Victim Marco Shek Fai-pak paid £1,600 (HK$21,000) into the bank account of Lee's wife after an agreement made on Facebook, but the former world number five continued to play with the cue and never sent it.
At a magistrates' court in Swindon, southwest England, Lee was fined £1,815 - which includes £1,600 in compensation to Shek - after admitting a charge of fraud by false representation.
Troubled Lee is subject to a 12-year ban from professional snooker after being found guilty of match and spot fixing in relation to seven matches from 2008 to 2009.
Last week, Lee was ordered to pay a total of £125,000 in costs after failing in his appeal to overturn the ban.
In the case heard yesterday, prosecutors said Lee told Shek he would get the cue modified before sending it, but took no such action.
After Shek complained to the police in January, Lee sent him an e-mail saying he would personally deliver it in Hong Kong if he dropped the charges.
However, Shek refused to do so.
Lee's lawyer Mark Glendenning said the 39-year-old had repeatedly apologised to Shek.
"Life took over.

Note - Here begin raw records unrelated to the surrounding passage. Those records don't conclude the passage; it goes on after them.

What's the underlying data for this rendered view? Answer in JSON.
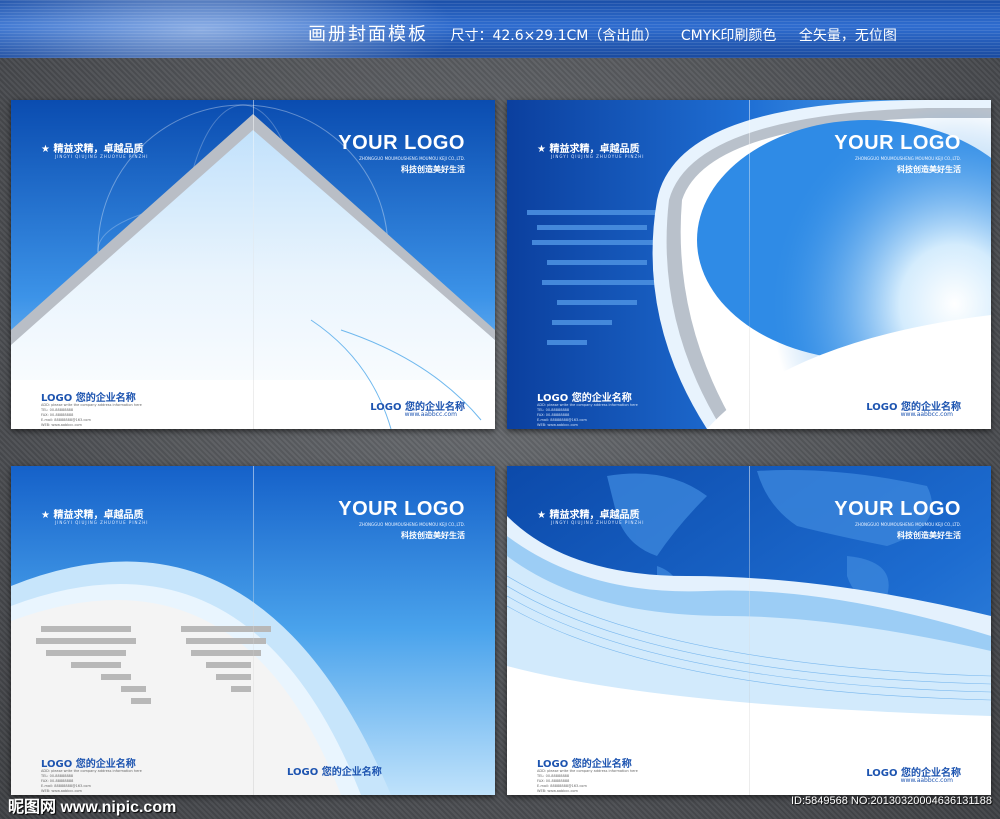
{
  "header": {
    "title": "画册封面模板",
    "size": "尺寸：42.6×29.1CM（含出血）",
    "color_mode": "CMYK印刷颜色",
    "vector": "全矢量，无位图"
  },
  "cover": {
    "slogan": "★ 精益求精，卓越品质",
    "slogan_pinyin": "JINGYI QIUJING      ZHUOYUE PINZHI",
    "logo": "YOUR LOGO",
    "logo_sub": "ZHONGGUO MOUMOUSHENG MOUMOU KEJI CO.,LTD.",
    "tagline": "科技创造美好生活",
    "company": "LOGO 您的企业名称",
    "address_lines": [
      "ADD: please write the company address information here",
      "TEL: 00-88888888",
      "FAX: 00-88888888",
      "E-mail: 88888888@163.com",
      "WEB: www.aabbcc.com"
    ],
    "url": "www.aabbcc.com"
  },
  "footer": {
    "site": "昵图网 www.nipic.com",
    "id": "ID:5849568 NO:20130320004636131188"
  },
  "colors": {
    "deep_blue": "#0d4fb5",
    "mid_blue": "#2c86e6",
    "light_blue": "#cfe6fb",
    "text_blue": "#1d54b0"
  },
  "icons": {
    "globe": "globe-icon",
    "world_map": "world-map-icon",
    "star": "star-icon"
  }
}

Mr Lee found himself embroiled in a number of difficulties, which have been much publicised in relation to his career and that took a great deal of his time and energy," Glendenning said. "He accepts in full he should have sent this cue, the difficulty being with his personal life impacting on his professional life."
Lee is not working and receives £133 a week in state welfare payments, the court heard. The fine will be deducted from this money on a weekly basis.
After the hearing, a message appeared on Lee's Facebook page. It said: "The guilty plead [sic] was honest as I took the money from a fan and I new [sic] that I had a plan to be out in hong kong [sic] in march [sic] to meet with him my self [sic] and hand the cue over and have a frame with him."
Lee has four children and has been battling weight for years, while trying to reduce his binge-drinking. He has won five ranking tournaments.